1. Mai in Nürnberg: „Frauen, die kämpfen, sind Frauen, die leben“

Der 1. Mai in Nürnberg war geprägt vom Schatten der Pandemie und zahlreichen Auflagen. Doch die linken und linksradikalen Gruppen und Organisationen ließen sich den Tag des Arbeiterkampfes nicht nehmen.

Der 1. Mai in Nürnberg war geprägt vom Schatten der Pandemie und zahlreichen Auflagen. Doch die linken und linksradikalen Gruppen und Organisationen ließen sich den Tag des Arbeiterkampfes nicht nehmen und bewiesen, dass kreative Aktionen auch unter Einhaltung von Abstand und Infektionsschutz möglich sind – und zudem noch Spaß machen können.

Ebenso wie der traditionelle Umzug des DGB entfiel auch die revolutionäre 1.-Mai-Demo. Stattdessen versammelten sich an verschiedenen Orten in Nürnberg Menschen zu Fuß oder auf Fahrrädern auf Kundgebungen „mit Abstand“ oder Spaziergängen aus „triftigen Gründen“. An vielen Orten fanden kreativ-bunte Aktionen statt, überall im Stadtgebiet sah man Transparente und Plakate, die ein breites Themenspektrum abdeckten. Neben klassischen Forderungen wie „Arbeitszeitverkürzung bei vollem Lohnausgleich“ von der Linkspartei und DIDF und antifaschistischen Positionen war die Parole „May the rich pay for Covid-19“ die linksradikale Antwort auf die zu erwartenden ökonomischen Einbrüche infolge der Corona-Krise. Das Bündnis „Ende Gelände“ beteiligte sich mit Forderungen nach Klimagerechtigkeit. Aktivist*innen der „Seebrücke“ erinnerten an das tödliche EU-Grenzregime und verlangten „LeaveNoOneBehind“. Internationalist*innen zitierten Sakine Cansız mit „Frauen, die kämpfen, sind Frauen, die leben“.

Das Thema der Interventionistischen Linken (iL) war auch dieses Jahr Feminismus und Care-Arbeit. Eine Sprecherin begründete dies: „Es gibt keine wichtigere Arbeit als Care-Arbeit, sei sie bezahlt oder unbezahlt.
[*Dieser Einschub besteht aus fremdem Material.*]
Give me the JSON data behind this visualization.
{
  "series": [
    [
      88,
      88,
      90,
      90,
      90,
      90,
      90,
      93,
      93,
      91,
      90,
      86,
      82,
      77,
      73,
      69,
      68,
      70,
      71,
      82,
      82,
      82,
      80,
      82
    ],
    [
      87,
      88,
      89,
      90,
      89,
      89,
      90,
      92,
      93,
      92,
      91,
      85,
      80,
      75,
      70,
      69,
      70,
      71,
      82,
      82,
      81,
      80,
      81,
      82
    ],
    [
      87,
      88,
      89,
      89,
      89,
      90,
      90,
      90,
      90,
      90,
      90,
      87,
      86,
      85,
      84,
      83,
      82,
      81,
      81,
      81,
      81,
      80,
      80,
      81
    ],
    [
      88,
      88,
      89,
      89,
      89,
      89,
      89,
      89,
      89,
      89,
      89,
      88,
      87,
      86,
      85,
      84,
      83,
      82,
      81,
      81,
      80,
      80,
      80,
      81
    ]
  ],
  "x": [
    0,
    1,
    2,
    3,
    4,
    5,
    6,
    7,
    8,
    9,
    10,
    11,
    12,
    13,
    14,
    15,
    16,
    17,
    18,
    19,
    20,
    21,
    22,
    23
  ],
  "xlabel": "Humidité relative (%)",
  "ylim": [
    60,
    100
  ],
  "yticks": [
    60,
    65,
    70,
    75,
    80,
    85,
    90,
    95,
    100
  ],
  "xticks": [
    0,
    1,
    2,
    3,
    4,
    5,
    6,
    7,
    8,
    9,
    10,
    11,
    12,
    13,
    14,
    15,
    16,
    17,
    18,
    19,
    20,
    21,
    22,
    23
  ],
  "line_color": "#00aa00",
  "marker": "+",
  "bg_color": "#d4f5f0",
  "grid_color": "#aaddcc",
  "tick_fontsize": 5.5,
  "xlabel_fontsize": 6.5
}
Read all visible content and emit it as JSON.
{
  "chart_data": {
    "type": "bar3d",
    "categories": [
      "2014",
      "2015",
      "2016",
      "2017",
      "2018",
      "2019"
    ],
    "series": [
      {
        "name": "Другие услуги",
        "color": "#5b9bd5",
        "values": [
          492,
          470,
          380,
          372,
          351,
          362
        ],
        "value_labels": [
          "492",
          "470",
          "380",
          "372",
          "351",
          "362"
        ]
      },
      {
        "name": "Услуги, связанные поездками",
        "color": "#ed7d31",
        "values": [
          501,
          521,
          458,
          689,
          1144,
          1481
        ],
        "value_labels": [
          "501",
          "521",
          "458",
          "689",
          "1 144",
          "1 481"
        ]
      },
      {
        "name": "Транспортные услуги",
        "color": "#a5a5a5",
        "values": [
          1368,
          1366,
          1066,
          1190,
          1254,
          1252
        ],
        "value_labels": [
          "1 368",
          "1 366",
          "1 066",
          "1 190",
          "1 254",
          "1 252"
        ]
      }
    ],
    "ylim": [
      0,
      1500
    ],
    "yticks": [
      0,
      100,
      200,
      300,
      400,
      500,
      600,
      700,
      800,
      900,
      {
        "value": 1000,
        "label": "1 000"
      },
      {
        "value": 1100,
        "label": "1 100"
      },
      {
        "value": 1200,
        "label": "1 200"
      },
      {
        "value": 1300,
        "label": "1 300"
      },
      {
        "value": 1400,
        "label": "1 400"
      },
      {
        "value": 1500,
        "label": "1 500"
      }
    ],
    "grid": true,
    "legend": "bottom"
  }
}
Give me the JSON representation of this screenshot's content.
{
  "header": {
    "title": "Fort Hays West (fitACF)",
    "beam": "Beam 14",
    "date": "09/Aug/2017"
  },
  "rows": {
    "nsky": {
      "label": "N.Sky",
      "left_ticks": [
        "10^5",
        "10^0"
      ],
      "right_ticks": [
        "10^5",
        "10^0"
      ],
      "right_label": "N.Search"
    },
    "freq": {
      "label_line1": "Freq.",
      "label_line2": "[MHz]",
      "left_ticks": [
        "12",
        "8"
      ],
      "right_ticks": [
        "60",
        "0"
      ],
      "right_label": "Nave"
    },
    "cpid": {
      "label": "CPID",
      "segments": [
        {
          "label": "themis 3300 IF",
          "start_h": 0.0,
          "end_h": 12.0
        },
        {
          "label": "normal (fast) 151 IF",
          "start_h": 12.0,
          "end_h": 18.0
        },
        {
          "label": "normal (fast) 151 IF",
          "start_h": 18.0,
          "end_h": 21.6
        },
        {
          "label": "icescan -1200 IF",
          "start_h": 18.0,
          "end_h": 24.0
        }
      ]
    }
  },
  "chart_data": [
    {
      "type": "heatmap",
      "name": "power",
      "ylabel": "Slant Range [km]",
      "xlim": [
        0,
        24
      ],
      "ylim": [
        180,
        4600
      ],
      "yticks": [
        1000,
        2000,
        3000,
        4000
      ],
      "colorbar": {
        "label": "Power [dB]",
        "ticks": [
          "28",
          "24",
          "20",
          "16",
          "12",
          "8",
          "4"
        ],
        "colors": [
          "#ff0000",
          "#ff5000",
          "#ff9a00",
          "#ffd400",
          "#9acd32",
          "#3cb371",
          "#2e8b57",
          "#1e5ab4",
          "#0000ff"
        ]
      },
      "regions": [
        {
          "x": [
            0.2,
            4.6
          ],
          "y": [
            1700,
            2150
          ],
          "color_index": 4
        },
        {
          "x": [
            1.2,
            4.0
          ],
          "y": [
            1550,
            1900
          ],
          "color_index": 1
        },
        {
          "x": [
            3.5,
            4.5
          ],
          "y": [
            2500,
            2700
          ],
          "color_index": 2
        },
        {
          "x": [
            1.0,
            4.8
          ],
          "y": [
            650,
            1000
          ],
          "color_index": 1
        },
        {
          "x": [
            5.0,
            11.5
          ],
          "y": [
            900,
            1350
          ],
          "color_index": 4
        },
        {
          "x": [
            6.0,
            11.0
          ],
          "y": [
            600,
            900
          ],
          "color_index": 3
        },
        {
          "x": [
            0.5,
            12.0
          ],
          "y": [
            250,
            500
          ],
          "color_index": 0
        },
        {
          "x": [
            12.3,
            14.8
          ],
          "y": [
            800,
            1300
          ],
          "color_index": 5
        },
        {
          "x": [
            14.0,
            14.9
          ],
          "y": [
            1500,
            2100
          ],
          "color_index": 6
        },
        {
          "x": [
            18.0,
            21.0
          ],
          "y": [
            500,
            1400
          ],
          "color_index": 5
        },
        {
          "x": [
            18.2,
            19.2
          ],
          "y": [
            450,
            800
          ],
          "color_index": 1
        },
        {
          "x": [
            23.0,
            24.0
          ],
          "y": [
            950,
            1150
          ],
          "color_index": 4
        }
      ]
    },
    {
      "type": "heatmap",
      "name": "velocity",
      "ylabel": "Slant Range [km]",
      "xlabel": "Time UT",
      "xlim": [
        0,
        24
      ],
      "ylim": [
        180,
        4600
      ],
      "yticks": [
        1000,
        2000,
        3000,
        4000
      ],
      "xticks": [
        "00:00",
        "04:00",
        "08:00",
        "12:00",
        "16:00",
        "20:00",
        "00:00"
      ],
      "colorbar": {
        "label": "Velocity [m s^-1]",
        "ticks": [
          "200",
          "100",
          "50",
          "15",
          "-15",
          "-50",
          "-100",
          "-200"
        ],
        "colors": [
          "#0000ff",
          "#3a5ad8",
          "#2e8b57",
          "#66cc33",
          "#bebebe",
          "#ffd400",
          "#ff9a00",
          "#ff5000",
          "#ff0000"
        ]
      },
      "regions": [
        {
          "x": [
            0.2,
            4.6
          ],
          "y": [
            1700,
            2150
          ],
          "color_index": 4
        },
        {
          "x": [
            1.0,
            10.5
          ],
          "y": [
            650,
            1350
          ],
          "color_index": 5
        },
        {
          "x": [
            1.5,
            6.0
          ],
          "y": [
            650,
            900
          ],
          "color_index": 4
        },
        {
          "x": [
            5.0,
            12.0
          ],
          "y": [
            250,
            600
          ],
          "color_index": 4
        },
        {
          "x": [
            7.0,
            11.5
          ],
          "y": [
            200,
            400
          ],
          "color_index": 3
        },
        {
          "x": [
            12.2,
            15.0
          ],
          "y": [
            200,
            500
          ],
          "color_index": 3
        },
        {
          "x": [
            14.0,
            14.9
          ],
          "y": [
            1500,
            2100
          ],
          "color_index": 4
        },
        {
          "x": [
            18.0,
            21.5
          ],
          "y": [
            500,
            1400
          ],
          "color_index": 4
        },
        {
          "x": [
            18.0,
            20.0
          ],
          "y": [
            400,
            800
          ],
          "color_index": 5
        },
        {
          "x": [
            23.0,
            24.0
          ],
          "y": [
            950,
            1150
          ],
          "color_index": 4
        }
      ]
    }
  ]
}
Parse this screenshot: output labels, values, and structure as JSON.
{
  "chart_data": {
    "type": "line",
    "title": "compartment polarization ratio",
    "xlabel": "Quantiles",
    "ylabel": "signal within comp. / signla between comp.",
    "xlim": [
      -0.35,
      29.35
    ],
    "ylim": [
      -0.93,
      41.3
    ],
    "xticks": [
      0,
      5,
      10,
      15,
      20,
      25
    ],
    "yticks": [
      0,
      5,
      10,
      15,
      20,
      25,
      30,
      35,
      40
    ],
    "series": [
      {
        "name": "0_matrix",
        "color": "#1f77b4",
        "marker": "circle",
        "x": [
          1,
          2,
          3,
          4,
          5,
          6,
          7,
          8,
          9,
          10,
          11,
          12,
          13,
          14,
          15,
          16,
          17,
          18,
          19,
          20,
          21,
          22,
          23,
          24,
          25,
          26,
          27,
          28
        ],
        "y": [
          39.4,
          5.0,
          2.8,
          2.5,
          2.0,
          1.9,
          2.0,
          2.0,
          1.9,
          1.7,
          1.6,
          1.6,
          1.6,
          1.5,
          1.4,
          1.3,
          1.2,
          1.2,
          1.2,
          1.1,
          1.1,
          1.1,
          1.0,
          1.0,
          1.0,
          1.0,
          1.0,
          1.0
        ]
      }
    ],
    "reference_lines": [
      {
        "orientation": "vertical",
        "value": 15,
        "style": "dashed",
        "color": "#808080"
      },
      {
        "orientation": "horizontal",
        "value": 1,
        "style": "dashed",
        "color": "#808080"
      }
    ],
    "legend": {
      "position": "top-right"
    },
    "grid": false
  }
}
Und weil Care-Arbeit nun einmal zum allergrößten Teil von Frauen übernommen wird, kann der 1. Mai nur ein feministischer 1. Mai sein. Kein Arbeitskampf ohne Feminismus, kein Feminismus ohne Arbeitskampf“. Mit einem Lautsprecherwagen fuhren vier Aktivist*innen durch die Stadt und prangerten lautstark und kämpferisch die patriarchalen Strukturen in der kapitalistischen Moderne an. Entlang der Wegstrecke schmückten zahlreiche Transparente, Pappfiguren und -schilder mit feministischen Forderungen den öffentlichen Raum. Viele „Spaziergänger*innen“, die immer wieder die Wagenstrecke kreuzten, waren der Meinung, dies sei der phantasievollste und kreativste 1. Mai in Nürnberg gewesen.

Polizei und Staatsschutz waren im Vorfeld offensichtlich sehr nervös. Schon am Vorabend begannen Polizeibeamte, einzelne Plakate und Transparente einzusammeln bzw. diese zu „bewachen“. Die Organisator*innen fragten sich, was dies mit Infektionsschutz zu tun habe. Das Virus der Kapitalistischen Moderne dürfe sich weiterhin ungehindert ausbreiten, Maßnahmen dagegen wie gesellschaftliche Organisierung und Solidarität würden unterbunden.

Alle dezentralen Spaziergänge, Kundgebungen und Aktionen am 1. Mai wurden dann auch von einem ungewöhnlich großen Polizeiaufgebot begleitet. Wiederholt wurde auf Mindestabstände hingewiesen, deren Einhaltung den Beamten vor Ort jedoch auch nicht immer gelang. Per Twitter meldete sich das polizeiliche Social-Media-Team: „Infektionsschutz ist bei Versammlungen sehr wichtig. Deshalb kann ein Mund-Nasen-Schutz getragen werden. Das Tragen einer Maske ist aber nicht gleichzusetzen mit Vermummung. Beim Tragen von Masken gilt, dass die Identitätsfeststellung dadurch nicht verhindert werden darf.“ Dabei kam bei manchen Aktivist*innen die Frage auf, ob Masken mit Symbolen zum Beispiel der kurdischen Freiheitsbewegung in diesen Corona-Tagen konfisziert werden dürfen. Infektionsschutz gegen Vereinsgesetz? Was hat Vorrang? Und was empfehlen die Virologen? Nichts scheint mehr sicher in diesen Corona-Zeiten.